The EU for example now requires that manufactures of cell phones use a standard micro-usb charger, so folks can just re-use the charger from their previous phone.
This is all well and good, but if these folks were really sincere about reducing electronic waste they would
require companies like Sony, and Amazon, and Apple to design these portable devices to use standardized plug in replaceable battery packs.
The manufactures would scream bloody murder about how expensive it would be to physically do this, but I'm an engineer, and trust me this is utter and complete B.S.
A series of only four or five small flatpack type L-Ion battery packs could be standardized that would plug into your device like a kind of over-sized SD card, and this would easily meet the needs of 95% of these devices.
Better standardizing the batteries would make them more of a commodity item, actually saving the manufactures more than the small cost of the plug in socket and mechanical changes needed to use them. So cost not the issue, there would actually be a small net savings.

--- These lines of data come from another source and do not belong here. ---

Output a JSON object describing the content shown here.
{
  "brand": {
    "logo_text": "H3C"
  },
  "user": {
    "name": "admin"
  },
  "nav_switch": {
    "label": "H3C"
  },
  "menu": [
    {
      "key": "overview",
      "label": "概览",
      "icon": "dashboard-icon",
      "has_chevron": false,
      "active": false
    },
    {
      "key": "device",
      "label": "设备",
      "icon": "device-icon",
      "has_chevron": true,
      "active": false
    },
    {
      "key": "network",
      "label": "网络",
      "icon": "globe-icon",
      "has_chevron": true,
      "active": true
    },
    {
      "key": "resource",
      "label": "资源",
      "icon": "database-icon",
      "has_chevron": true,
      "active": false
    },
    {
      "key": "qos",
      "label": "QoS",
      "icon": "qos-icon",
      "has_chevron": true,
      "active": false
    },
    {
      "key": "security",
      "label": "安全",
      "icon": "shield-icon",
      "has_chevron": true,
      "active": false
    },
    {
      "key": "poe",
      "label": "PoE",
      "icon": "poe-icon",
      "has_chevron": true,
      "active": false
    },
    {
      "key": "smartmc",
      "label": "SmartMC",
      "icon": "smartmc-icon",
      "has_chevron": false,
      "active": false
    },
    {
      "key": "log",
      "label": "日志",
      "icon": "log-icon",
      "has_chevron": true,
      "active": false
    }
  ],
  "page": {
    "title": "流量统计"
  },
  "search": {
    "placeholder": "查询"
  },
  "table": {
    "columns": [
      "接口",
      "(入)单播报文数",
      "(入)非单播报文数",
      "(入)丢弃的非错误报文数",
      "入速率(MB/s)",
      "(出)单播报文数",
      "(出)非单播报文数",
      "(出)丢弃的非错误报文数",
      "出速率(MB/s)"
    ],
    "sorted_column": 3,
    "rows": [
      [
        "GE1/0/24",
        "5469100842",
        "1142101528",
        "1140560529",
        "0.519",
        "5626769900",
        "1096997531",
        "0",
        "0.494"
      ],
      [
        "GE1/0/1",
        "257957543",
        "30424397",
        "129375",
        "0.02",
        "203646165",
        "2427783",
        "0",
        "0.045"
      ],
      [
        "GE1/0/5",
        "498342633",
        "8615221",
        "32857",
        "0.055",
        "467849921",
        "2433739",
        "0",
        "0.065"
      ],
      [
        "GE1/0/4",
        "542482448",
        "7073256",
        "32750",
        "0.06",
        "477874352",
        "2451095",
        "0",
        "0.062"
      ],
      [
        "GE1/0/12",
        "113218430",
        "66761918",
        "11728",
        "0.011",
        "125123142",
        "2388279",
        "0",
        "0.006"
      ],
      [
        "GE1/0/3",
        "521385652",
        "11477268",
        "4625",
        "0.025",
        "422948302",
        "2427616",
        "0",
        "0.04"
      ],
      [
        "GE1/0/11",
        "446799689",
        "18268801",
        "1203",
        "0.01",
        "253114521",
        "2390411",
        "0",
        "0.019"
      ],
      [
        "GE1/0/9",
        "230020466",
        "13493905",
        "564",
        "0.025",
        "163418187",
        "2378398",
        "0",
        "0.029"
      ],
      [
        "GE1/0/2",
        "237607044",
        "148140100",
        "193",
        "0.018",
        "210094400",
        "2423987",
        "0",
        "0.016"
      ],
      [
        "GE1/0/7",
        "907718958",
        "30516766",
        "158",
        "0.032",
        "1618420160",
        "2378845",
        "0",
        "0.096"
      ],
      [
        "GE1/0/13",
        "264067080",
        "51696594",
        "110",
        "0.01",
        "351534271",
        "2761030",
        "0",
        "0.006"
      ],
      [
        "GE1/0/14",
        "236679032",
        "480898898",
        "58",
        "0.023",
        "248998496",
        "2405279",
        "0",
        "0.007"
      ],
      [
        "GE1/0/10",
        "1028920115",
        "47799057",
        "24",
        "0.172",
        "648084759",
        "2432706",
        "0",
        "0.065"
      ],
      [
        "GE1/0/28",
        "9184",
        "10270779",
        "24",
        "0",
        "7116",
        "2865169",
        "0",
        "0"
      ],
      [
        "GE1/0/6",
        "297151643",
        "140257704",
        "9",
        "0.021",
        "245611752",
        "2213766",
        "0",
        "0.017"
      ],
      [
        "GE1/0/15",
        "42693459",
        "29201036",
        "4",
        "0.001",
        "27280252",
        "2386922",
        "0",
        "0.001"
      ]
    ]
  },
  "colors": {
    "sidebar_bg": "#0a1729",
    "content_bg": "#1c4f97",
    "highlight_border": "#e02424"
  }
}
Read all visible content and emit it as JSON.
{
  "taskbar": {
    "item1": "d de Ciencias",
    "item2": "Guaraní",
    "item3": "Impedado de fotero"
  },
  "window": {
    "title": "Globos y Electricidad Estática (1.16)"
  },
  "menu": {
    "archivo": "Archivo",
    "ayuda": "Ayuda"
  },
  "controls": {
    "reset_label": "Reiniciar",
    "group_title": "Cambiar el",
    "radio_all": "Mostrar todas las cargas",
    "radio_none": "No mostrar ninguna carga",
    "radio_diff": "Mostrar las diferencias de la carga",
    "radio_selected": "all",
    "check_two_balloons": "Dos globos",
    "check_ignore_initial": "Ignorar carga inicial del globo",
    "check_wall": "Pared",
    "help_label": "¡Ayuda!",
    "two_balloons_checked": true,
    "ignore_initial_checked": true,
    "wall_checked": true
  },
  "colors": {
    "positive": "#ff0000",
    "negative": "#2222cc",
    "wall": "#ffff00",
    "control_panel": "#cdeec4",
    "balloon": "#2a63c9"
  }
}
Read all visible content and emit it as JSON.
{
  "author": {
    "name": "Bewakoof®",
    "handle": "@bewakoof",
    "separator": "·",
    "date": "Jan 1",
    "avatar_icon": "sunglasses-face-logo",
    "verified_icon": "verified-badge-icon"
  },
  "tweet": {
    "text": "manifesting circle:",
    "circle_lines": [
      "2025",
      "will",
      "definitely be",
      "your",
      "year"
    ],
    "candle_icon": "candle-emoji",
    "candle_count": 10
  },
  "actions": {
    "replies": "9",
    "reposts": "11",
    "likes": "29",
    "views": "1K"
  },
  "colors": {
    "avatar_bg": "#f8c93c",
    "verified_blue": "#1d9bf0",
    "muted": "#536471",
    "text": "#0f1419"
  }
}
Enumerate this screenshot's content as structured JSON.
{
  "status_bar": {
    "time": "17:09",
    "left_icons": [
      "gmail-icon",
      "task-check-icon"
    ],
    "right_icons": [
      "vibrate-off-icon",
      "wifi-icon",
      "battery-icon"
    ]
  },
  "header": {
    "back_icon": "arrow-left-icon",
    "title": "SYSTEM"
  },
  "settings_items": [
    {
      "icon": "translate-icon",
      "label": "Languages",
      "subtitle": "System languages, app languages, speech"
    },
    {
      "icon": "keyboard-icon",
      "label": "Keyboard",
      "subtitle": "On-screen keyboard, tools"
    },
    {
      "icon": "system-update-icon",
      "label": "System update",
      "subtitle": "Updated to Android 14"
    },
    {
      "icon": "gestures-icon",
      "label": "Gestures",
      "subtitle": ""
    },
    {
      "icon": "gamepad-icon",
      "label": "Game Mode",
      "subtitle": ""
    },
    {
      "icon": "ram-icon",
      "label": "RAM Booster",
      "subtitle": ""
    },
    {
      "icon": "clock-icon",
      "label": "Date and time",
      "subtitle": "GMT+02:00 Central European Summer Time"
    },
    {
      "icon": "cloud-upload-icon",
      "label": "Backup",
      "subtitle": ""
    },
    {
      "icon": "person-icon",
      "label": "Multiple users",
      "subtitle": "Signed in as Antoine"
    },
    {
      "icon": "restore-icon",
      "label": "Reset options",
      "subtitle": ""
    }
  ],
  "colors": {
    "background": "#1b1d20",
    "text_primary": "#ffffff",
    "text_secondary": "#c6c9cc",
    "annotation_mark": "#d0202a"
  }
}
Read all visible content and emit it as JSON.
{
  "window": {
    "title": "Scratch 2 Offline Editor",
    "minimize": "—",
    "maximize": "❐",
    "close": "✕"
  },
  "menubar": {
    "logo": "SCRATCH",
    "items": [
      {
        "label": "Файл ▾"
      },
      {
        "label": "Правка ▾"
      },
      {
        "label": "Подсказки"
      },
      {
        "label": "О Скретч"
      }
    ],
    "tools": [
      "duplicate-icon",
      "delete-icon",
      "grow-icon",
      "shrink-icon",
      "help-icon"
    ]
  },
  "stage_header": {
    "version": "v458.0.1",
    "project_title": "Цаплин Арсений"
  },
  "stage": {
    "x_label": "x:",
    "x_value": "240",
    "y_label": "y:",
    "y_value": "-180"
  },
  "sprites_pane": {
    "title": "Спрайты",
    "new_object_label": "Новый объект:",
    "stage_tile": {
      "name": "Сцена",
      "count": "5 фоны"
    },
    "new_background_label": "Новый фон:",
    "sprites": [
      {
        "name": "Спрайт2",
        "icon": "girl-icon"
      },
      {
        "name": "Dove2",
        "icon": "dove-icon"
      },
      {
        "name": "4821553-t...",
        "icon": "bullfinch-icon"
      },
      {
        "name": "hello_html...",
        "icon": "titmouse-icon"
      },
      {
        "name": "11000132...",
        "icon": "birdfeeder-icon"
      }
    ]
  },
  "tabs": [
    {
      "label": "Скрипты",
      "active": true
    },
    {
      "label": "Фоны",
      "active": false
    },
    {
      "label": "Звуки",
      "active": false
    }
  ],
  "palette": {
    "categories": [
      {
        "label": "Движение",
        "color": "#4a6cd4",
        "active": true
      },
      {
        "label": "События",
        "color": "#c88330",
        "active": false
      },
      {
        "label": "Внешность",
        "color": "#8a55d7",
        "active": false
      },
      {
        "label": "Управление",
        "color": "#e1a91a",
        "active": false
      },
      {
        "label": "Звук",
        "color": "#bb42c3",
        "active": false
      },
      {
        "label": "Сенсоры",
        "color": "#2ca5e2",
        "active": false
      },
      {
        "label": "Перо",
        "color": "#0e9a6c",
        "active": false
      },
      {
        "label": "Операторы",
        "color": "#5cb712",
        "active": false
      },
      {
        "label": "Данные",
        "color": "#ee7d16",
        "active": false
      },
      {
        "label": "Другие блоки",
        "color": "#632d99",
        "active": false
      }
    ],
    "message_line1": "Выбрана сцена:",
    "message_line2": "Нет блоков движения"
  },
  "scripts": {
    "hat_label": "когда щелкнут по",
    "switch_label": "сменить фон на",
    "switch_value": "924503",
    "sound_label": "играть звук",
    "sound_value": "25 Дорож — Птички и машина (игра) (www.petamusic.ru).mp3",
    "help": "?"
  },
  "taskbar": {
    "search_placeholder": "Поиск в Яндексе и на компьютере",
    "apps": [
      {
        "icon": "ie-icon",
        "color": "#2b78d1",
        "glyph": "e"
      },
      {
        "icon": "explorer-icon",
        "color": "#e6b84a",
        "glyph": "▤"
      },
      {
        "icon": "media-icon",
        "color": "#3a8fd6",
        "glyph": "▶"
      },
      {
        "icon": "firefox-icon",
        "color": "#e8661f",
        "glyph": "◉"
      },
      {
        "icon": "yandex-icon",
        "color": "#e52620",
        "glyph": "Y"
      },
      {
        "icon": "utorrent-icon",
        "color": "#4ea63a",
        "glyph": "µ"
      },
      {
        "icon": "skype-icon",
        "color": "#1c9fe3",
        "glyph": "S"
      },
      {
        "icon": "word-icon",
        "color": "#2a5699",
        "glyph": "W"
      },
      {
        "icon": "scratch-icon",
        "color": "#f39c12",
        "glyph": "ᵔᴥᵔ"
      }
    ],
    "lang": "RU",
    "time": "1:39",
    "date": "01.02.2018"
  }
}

The real issue is that companies like Apple, Amazon, and now Sony, have made TRILLIONS by intentionally marketing disposable I-Trash products that may be an environmentally disaster, but are an economic goldmine for them.
Sorry for the off topic RANT

but, all this silliness DOES matter, because when you have to toss out an otherwise perfectly usable device like this because the battery has died, we now have to consider not only the fact that it becomes garbage polluting a land fill somewhere, but also the thousands of cubic meters of CO2 that went into producing it.